Onde quer que você esteja, esteja por inteiro
Você pode dar outros exemplos da inconsciência comum?
Observe quando estiver reclamando, com palavras ou pensamentos, de uma situação que envolva você – pode ser alguém que fez ou disse algo que lhe aborreceu, algo sobre a sua situação de vida, o lugar onde mora, ou até mesmo o tempo. Reclamar é sempre uma não aceitação de algo que é. Essa atitude contém invariavelmente uma carga negativa inconsciente. Quando você reclama, transforma-se em vítima. Quando fala, você está no controle. Portanto, mude a situação agindo ou falando, caso necessário ou possível, ou então fuja da situação ou mesmo aceite-a. Tudo o mais é loucura.
A inconsciência comum é sempre relacionada, de algum modo, com a negação do Agora. O Agora, naturalmente, também implica o aqui. Você está resistindo ao aqui e agora? Algumas pessoas prefeririam estar num outro lugar. O “aqui” delas nunca é suficientemente bom. Observe-se e verifique se isso acontece em sua vida. Onde quer que você esteja, esteja lá por inteiro. Se você acha insuportável o seu aqui e agora e isso lhe faz infeliz, há três opções: abandone a situação, mude-a ou aceite-a totalmente. Se você deseja ter responsabilidade sobre a sua vida, deve escolher uma dessas opções e deve fazê-lo agora. Depois, arque com as consequências. Sem desculpas. Sem negatividade. Sem poluição física. Mantenha limpo o seu espaço interior.
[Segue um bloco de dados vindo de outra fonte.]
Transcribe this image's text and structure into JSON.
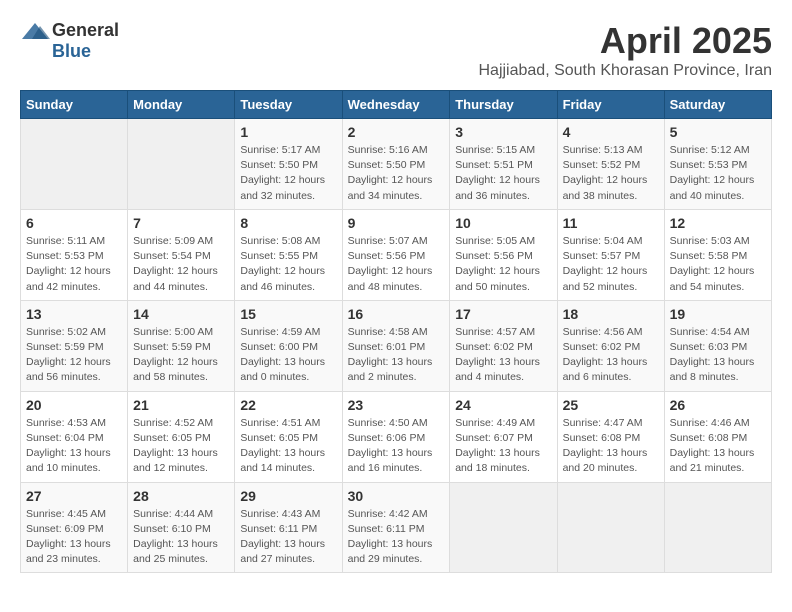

Se você tomar qualquer atitude, abandonando ou mudando a situação, livre-se primeiro da negatividade. Uma atitude originada no discernimento tem mais efeito do que uma originada na negatividade.
Uma atitude qualquer é muitas vezes melhor do que nenhuma atitude, especialmente se há muito tempo você está paralisado numa situação infeliz. Se for uma atitude errada, ao menos você aprenderá alguma coisa, caso em que deixará de ser um erro. Se você não agir, nada aprenderá. Será que o medo está evitando que você tome uma atitude? Admita o medo, observe-o, concentre-se nele, esteja totalmente presente. Isso corta a ligação entre o medo e o pensamento. Não deixe o medo nascer em sua mente. Use o poder do Agora. O medo não pode prevalecer sobre ele.
Se não há mesmo nada a fazer e você não pode mudar a situação, então aceite o aqui e agora totalmente, abandonando toda a resistência interior. O falso e infeliz eu interior, que adora sentir-se miserável, ressentido ou com pena de si mesmo, não consegue mais sobreviver. Isso se chama rendição. A rendição não é uma fraqueza. Há uma grande força nela. Somente alguém que se rendeu tem poder espiritual. Através da rendição, você se livrará da situação internamente. É possível que você perceba uma mudança na situação sem que tenham sido necessários maiores esforços da sua parte. De qualquer forma, você está livre.
Ou haverá algo que você “deveria” estar fazendo mas não está? Levante-se e faça agora. Ou, em vez disso, aceite totalmente a sua inatividade, preguiça ou passividade neste momento, se esta é a sua escolha. Mergulhe nela por inteiro. Desfrute-a. Seja tão preguiçoso ou inativo quanto puder. Se você fizer isso conscientemente, logo sairá dela. Ou talvez não. Em qualquer dos casos, não há nenhum conflito interior, nenhuma resistência, nenhuma negatividade.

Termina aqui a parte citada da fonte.